This unit was developed in collaboration with Harvard’s Embedded EthiCS initiative. This material draws on Ellie Lasater-Guttmann’s module in CS 181, Spring 2022. In a previous iteration of CS290, the module topic was quite different. You can find that module’s repository entry here. A challenge we were trying to address in this iteration was to make ethical content relevant to all students in the class, including both those interested in applied computer science, and those interested in computational theory.
- Understand the concepts of backward- and forward-looking moral responsibility
- Apply these concepts to a concrete case study in computer science
- Appreciate the connection between one’s professional role and one’s moral duties
- When a computer system causes harm, who is responsible?
- Whether or not anyone is responsible in a backwards-looking sense, does anyone have any forward-looking responsibilities in connection with the harm? Why?
- Which contextual details are important in answering these questions?
- If you wrote last week’s report about your current research, ask your advisor(s) for feedback. If you wrote it about another topic, ask the course staff for feedback.
- Did you find the process of writing the report helpful? Why or why not?
- (If applicable) Did your advisor find the report helpful? Why or why not?
- Is there anything else you learned in the process?
- Read Helen Nissenbaum’s article Computing and Accountability
- Search the web for a recent news story about some scandal involving computing technology, a tech company, or a computer science research group.
- Briefly summarize the scandal, and provide the link to the news story.
- Identify the different parties involved in the scandal: who were the developers, the end users, the victims, etc?
- Who, among those parties, should be held accountable for their role in the scandal, and in what way? Refer to Nissenbaum’s arguments in your answer.
Insight: CS students respond best to recent examples.
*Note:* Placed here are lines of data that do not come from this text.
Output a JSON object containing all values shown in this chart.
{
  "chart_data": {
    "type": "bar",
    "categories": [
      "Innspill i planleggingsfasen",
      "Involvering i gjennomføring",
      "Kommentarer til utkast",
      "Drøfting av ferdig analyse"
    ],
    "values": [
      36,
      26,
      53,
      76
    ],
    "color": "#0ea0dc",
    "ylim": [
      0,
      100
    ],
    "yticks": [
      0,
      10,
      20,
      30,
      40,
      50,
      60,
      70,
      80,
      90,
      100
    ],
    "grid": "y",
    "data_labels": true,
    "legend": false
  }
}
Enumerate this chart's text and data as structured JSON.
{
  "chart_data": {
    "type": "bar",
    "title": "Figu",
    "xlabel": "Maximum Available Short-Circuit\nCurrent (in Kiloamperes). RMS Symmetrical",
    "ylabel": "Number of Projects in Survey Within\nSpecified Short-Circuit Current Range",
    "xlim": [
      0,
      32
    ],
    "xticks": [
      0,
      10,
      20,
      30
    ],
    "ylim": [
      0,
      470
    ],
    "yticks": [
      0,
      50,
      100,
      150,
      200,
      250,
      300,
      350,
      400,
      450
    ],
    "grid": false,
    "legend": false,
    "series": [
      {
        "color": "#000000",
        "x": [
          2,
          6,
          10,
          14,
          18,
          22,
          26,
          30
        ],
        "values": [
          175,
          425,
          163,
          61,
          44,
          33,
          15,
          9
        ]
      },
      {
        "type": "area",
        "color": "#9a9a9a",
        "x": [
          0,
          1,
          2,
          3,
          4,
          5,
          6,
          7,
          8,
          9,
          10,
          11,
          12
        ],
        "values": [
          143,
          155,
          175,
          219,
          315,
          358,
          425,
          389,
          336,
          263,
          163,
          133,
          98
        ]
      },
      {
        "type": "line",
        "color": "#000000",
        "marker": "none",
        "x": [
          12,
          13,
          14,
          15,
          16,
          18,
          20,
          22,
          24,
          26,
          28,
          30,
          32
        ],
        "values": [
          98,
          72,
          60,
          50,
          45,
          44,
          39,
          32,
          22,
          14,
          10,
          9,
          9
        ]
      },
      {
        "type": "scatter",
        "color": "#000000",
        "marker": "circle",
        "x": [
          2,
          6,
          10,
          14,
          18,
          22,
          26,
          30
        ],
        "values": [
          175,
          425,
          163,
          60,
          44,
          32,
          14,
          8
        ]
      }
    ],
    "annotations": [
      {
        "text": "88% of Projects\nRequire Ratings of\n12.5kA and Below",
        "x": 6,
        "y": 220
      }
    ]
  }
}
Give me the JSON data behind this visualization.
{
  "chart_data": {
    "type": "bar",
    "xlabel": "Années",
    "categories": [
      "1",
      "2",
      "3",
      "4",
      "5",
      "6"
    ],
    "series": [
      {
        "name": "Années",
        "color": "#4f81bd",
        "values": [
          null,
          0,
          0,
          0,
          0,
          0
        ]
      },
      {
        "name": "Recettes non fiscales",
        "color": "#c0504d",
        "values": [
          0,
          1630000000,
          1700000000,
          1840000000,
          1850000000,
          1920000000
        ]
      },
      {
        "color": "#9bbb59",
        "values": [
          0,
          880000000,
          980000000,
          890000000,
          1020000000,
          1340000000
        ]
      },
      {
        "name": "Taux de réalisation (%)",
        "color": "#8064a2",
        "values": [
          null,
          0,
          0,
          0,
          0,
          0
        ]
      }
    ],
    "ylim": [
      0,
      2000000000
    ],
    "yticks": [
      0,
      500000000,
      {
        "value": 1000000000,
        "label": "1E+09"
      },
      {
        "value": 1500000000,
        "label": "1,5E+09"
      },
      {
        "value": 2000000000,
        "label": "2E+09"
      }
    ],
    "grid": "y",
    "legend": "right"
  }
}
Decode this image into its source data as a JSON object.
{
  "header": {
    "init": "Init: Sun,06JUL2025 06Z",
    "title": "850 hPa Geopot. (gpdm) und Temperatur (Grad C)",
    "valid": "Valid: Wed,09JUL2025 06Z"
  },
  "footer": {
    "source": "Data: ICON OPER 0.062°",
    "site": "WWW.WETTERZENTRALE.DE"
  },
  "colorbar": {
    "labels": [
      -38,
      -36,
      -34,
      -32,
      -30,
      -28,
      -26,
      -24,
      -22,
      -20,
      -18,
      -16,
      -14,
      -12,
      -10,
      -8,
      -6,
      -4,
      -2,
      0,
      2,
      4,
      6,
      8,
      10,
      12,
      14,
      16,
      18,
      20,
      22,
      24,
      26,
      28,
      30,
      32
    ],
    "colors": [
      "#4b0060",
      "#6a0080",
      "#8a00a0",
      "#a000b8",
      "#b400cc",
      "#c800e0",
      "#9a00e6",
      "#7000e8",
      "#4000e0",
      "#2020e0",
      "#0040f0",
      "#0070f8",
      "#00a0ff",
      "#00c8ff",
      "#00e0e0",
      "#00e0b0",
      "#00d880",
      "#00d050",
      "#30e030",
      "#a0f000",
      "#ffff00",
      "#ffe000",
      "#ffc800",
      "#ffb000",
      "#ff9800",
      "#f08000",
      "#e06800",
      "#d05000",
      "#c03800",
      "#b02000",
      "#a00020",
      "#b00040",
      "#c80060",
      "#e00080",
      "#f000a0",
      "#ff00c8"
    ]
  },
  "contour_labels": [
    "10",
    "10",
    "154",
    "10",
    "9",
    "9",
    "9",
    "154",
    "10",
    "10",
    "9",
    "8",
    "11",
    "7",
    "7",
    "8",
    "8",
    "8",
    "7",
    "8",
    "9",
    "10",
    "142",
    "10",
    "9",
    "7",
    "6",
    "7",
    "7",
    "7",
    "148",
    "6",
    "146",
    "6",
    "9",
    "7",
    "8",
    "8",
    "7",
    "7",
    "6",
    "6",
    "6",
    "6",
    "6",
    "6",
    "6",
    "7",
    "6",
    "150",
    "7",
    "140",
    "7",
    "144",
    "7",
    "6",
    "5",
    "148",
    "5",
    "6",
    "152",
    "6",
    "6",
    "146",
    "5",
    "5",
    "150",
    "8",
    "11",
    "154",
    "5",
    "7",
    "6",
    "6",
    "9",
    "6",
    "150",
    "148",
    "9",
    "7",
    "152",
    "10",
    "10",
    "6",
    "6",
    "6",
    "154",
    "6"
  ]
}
Even when the philosophical issues under discussion are timeless and can be illustrated with case studies from any point in the history of computing, there is more receptivity to case studies of novel technologies. This perhaps speaks to a bias in the field of computing at large to prefer the latest developments over older technologies that may still be in use.
In class [slides]
- [5min] Ask students if they shared last week’s written report and how it went.
- [5min] Course head recaps previous session
- [5min] Introduction to Embedded EthiCS
- [10min] The concept of moral responsibility
- [10min] Distinction between backward-looking responsibility (holding accountable) and forward-looking responsibility (taking responsibility)
- [10min] Illustrations of complexities in attributing backward-looking responsibility and determining who has forward-looking responsibilities in complex causal chains
- [30min] Small group activity:
- Students given a case: an autonomous vehicle has hit and killed a pedestrian. They are also given an incomplete causal chain that runs from the vehicle hitting the pedestrian back up to the engineers who designed the vehicle, to computer vision researchers, and finally to machine learning theorists.
- Students are asked to: (i) complete the causal chain, (ii) determine who, if anyone, should be held accountable (backwards-responsible) for the death, and under what circumstances, and (iii), determine whether anyone in this causal chain has forward-responsibilities (duties to make amends for the harm).
- [30min] Discussing the small group activity as a class
- [5min] Individual end-of-class reflection and module evaluation survey
Insight: One may worry that students may come away from this lesson thinking that the role they have in the development of harmful technologies doesn’t put professional ethical duties on them. The point, however, is not so much to convince them of a particular duty they have, but rather, to get them to think about the possibility that they may have such duties, and the circumstances under which they might arise. Critical reflection on moral and professional responsibility is the main goal of this module.